Malaysiakini News

Murder in custody?

Ambiga Sreenevasan  |  Published:  |  Modified:

COMMENT S Balamurugan, aged 44, from Kapar, died in police custody at the North Klang police headquarters. He was arrested on Feb 6 and brought before a magistrate for his remand hearing on Feb 7. It was reported that his mouth was bleeding and he vomited blood in court. The magistrate quite correctly rejected the remand and ordered that he be released immediately and taken to the hospital.

Both Balamurugan’s family and his lawyer Gerard Lazarus filed police reports after seeing bruises on his body.

In apparent defiance of the court order, the police took him back to the police station. Reports state that at about 11.30pm on Feb 7, police noticed that he was unconscious while in a room and called an ambulance. Paramedics pronounced him dead when they arrived. Police then classified the case as sudden death.

In his affidavit, the brother of the deceased stated that the family received a phone call only at 6am the next day from the police, asking them to go to Tengku Ampuan Rahimah Hospital where they were informed that Balamurugan had died.

The first post-mortem reportedly found that Balamurugan died of a heart attack. The family of the deceased then applied to the High Court for, and the judge ordered, a second post-mortem. The second post mortem concluded on Feb 18 that the cause of death was “coronary artery disease with multiple blunt force injuries” (emphasis mine).

I confirm sighting a copy of the document entitled ‘Perakuan Pegawai Perubatan Mengenai Sebab-Sebab Kematian (Post-mortem)’ that contain these findings.

The police response

On Feb 11, it was reported that North Klang police chief ACP Mohd Yusoff Mamat said that more than 10 policemen at the North Klang district police headquarters were under investigation following Balamurugan’s death.

However, not a single policeman was suspended pending investigation despite the seriousness of the possible offences committed. Further, the investigations appear to be headed or conducted by the police chief of the very station where the incident had occurred.

After the disclosure of the second post-mortem by the deceased’s lawyers, police chief ACP Mohd Yusoff Mamat was reported to have said that once the results of the second post-mortem were reviewed, police would question the pathologists involved.

The problem of deaths in custody

The problem of deaths in custody has been with us for far too long.The 2015 Suaram Human Rights report shows that there have been 250 deaths in police custody in the last decade. That is 250 too many.

In the yet unsolved case of Teoh Beng Hock, the Court of Appeal found that his death was caused by multiple injuries from a fall from the 14th floor due to or accelerated by the unlawful act or acts of those including the relevant Malaysian Anti-Corruption Commission (MACC) officers.

In his judgment Justice Mah Weng Kwai said: “The MACC owed Teoh Beng Hock a strict duty of care to ensure that he was kept safe at all times while under their custody and that he did not come into harm’s way such as from beatings and assault by anyone.

“The Court must deal with such cases in a realistic manner and with the sensitivity which they deserve, otherwise the common man may lose faith not only in the police force but in the judiciary itself (see State of Madya Pradesh vs Shyamsunder Trivedi & Ors [Appeal (crl) 217 of 1993]” (emphasis mine).

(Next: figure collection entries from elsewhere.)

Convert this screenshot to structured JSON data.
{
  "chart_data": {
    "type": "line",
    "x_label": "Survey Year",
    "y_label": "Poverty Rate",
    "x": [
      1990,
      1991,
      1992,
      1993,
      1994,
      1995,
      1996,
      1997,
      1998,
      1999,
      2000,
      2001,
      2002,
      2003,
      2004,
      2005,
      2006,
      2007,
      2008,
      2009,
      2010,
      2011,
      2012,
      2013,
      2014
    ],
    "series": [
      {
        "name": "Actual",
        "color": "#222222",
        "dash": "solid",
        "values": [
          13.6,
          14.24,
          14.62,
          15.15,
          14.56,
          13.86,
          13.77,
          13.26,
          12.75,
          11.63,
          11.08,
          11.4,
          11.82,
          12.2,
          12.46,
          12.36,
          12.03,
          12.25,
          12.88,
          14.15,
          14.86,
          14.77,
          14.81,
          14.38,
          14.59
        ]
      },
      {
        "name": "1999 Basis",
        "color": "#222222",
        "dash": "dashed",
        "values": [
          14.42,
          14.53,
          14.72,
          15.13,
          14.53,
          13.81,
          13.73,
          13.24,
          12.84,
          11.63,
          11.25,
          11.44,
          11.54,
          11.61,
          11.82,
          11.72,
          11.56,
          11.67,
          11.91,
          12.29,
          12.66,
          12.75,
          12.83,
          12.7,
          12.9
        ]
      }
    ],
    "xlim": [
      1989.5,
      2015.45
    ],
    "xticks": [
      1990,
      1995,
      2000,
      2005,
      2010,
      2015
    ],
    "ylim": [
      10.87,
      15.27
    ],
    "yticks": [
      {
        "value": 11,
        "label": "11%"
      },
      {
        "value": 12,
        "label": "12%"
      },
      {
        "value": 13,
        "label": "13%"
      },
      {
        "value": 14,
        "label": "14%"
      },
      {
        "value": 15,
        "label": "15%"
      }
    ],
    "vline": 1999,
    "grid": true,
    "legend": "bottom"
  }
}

Justice Dr Hamid Sultan in his judgment said: “As the deceased was in the custody of the ‘MACC’ officers followed by the evidence of injury in his neck, and the fact that he was subsequently found dead will prima facie attach culpability to the relevant officers of ‘MACC’...” (emphasis mine).

There is therefore a strict duty of care upon any enforcement agency to ensure the safety of the person in their custody. Once an arrest is made and a person is in custody and injuries are found where death follows, there is prima facie evidence of the culpability of the relevant officers concerned.

In the case of Balamurugan, given the visual evidence, the vomiting of blood by the deceased, and the pathologists’ report in the second post-mortem, I would argue that there is indeed a prima facie case to pursue a prosecution against the officers concerned. This is the legal basis for immediate action to be taken against the perpetrators of what is clearly a heinous crime.

But there is a moral dimension that we must not lose sight of. Balamurugan was a powerless man at the mercy of those who have sworn to protect us. And he is not the only victim. His family must now struggle with his death in the hope that they will get closure when the culprits are brought to book. Sadly there are many, including Teoh Beng Hock’s family, who have not had closure yet.

The pathologists concerned must also be allowed to carry out their tasks without fear or favour. At the time of the death in custody of A Kugan, the then-president of the Malaysian Medical Association (MMA), Khoo Kah Lin, decried deaths in custody, and reminded doctors to always be objective when conducting examinations and not be influenced by any authority.